Many mothers and daughters clash. Moms often start private coaching with me specifically because they see old patterns interfering with their relationships with their daughters, and they want to stop the cycle of mother-daughter battles.
These battles usually have something to do with control. For example, a mom might be holding tight to control while her daughter wants a better balance; or a mom might feel she’s not in enough control while her daughter senses that and lacks confidence in following mom’s lead. Whatever the reason, mom and daughter get locked in a pattern of mutual disappointment and unmet expectations.

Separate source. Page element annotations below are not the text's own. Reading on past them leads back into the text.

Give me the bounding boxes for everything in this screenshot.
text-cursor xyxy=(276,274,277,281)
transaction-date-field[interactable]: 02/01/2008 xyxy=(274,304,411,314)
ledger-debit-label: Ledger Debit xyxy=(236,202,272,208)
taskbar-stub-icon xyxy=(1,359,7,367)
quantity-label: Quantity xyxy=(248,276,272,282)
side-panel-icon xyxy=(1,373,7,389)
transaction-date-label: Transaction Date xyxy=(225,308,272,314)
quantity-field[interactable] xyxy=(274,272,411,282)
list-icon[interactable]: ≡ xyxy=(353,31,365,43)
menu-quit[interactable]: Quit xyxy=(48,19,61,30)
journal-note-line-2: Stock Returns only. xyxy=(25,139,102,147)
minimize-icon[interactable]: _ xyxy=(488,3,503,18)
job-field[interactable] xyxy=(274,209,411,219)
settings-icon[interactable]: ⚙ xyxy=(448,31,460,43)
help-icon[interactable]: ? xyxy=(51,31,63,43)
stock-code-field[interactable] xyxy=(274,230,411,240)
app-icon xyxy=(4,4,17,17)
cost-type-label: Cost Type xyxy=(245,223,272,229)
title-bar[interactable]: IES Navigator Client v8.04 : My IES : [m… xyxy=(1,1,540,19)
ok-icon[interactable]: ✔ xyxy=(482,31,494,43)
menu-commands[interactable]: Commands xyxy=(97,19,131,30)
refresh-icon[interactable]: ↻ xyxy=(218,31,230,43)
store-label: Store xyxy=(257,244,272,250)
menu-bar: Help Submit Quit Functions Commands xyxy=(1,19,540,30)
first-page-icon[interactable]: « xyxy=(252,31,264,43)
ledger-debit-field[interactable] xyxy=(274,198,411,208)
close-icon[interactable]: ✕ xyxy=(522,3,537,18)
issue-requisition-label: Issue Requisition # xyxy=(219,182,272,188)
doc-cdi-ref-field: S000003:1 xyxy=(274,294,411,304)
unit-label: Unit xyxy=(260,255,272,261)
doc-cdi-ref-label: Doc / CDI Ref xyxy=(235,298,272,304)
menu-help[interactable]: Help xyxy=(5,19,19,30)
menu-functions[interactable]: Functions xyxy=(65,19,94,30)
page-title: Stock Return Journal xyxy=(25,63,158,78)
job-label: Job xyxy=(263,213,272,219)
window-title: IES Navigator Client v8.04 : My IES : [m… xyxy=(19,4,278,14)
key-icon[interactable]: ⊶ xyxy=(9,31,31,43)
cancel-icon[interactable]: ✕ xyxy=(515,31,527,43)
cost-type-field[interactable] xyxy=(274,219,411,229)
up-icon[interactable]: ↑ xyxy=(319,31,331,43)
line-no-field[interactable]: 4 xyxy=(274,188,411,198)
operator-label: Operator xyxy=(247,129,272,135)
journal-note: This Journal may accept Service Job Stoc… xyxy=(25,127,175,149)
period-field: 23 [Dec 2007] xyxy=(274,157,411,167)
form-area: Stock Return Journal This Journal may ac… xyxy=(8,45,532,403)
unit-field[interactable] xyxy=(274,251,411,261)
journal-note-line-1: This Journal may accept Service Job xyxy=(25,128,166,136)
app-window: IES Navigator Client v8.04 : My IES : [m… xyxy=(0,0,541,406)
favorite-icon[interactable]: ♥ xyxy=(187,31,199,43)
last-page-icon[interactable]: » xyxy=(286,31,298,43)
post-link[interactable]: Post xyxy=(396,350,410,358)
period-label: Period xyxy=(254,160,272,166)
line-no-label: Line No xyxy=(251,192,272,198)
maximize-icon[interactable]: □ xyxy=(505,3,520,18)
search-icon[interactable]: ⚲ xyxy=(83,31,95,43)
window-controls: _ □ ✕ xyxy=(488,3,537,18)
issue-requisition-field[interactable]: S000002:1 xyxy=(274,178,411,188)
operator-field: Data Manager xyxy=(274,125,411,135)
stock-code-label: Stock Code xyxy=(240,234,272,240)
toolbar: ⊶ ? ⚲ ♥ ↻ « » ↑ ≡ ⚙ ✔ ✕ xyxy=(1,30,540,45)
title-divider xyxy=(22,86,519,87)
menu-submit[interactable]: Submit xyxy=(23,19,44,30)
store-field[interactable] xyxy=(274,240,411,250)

Mother-daughter-battles do not have to be something that you pass on to the next generation. While stopping them starts rather simply, it’s not always easy. Because it all starts with acceptance and forgiveness. Accept and forgive your mother, your daughter, and yourself.
I know – easier said than done.
Try thinking about it this way: whether your mom’s approach to parenting, or your own rebellion, or something else entirely was at the core of your troubles with your mom, you cannot change what happened in the past. Perhaps there were undiagnosed “complex” issues – or maybe not. No matter, really. They are in the past.
But your mindset lives in the present – and it can be changed. In most circumstances**, you can accept that your mom was doing the best she could, or that her intentions were honorable. You can forgive her for not doing a better job, or forgive yourself for not being a more cooperative child.
Because acceptance and forgiveness are key to establishing an adult relationship with your mother. And they are also key to re-establishing a new kind of relationship with your daughter – and with yourself.
These are not easy shifts to make on your own, so I do strongly encourage you to seek support from a coach, a therapist, or both – someone who can help you look objectively at the role you are playing in your current mother-daughter battle dynamic. Because the behavior changes will start when you learn new patterns of communication, and new ways to approach this old problem.
You may not be responsible for the pattern of mother-daughter battles your mom (or her mother before her) created, but you’re part of the cycle. And you can do something to change it.
My experiences with moms in our community have proven to me that moms of daughters can step out of this vicious cycle.
You can create a new kind of relationship with your daughter. You’ll likely need help to establish healthier patterns of communication. And with assistance, and intention, and a lot of self-enlightenment, you can stop the pattern from repeating itself.
** NB: If there was abuse involved in your relationship with your mother, I encourage you to seek out licensed, therapeutic support to close the festering wounds that are standing between you and your daughter.